Indigenous mobilizations against the State for their autonomy and self-determination has become a marker of 21st century Latin American history. The challenge posed by indigenous people to internal colonialism (i.e. coloniality of power embedded in nation-state building after decolonization) threatens the ideas of nationhood, peoplehood, and citizenship the state has used since independence. It is completely re-writing the Latin American nationalist project.
From this resistance is where a new form of politics is forming, what is being called ‘Spirit Politics.’ Indigenous communities, in their reflection of the past and fight for autonomy, revalidated the old organizations and functions of their political sphere. In all these cases the shamans role in politics is stressed along with their relation to politics and culture—giving birth to the terms ‘Spirit Politics.’ New indigenous leaders mix foreign with familiar, the present with the past, in the production of hybrid and groundbreaking works that are then claimed to be authentically ‘native.’ Through appropriating the instructions of dominant society, indigenous associations are inscribing their struggles within a global context—they produce their own knowledge and try to recover control over their natural and cultural resources.
The hybridity of thought that indigenous communities are bringing into the mainstream, along with their perception of the world, is opening incredible doors for development of political and social thought. For example, the redefinition of Mapuche land as territory is made as much in political terms as in sociocultural terms. In political terms because they claim autonomy on their land and try to reorganize space according to their own social principles of organization. In sociocultural terms because the conceptualization of mapu, or territory, Mapuche people have goes far beyond the mere management of political differences.

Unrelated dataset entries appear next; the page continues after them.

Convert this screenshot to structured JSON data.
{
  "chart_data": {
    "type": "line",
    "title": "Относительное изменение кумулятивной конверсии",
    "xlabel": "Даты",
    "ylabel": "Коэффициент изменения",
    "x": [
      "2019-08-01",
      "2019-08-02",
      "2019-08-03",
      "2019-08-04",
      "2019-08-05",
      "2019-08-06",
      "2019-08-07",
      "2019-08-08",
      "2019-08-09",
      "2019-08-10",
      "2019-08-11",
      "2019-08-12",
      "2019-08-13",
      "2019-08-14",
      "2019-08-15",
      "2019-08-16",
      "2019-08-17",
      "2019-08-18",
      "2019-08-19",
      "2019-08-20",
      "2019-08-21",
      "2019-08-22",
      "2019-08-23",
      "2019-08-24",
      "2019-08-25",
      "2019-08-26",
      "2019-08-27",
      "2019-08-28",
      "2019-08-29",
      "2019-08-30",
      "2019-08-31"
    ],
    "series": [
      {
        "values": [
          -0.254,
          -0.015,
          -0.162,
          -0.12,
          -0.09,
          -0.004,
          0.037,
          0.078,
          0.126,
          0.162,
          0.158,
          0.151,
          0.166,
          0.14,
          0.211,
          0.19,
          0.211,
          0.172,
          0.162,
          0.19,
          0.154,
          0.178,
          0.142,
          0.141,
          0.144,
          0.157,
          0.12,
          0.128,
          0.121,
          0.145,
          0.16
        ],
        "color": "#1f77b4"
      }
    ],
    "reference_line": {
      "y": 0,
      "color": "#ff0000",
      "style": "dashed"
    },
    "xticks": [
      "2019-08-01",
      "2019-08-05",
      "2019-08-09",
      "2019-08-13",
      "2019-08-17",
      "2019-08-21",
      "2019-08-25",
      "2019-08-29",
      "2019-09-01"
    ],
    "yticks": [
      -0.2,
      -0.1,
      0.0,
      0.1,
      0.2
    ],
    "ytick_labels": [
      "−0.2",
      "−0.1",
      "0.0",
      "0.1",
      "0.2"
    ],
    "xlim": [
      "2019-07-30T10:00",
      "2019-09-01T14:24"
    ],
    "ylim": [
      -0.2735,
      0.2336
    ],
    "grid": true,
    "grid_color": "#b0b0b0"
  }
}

The territory is made out of several different spaces and places which are divided both horizontally and vertically. Mapuche conceptualization of the environment it entirely connected to the political project of reterritorialization. That is why the participation of Manchi (shaman)is so overwhelming in the movement. Manchi are not only playing a role as emblems of the Mapuche struggle for recognition of their cultural and political rights, they are also playing an internal sociopolitical role insofar as they are the ones who are believed to know which spaces are to be respected.
Spirit politics is articulating politics through the eyes of the indigenous and giving their political agents agency. Its not about left and right wings, but rather incorporating their political and belief systems into the mainstream in order to make their rights understood as legitimate.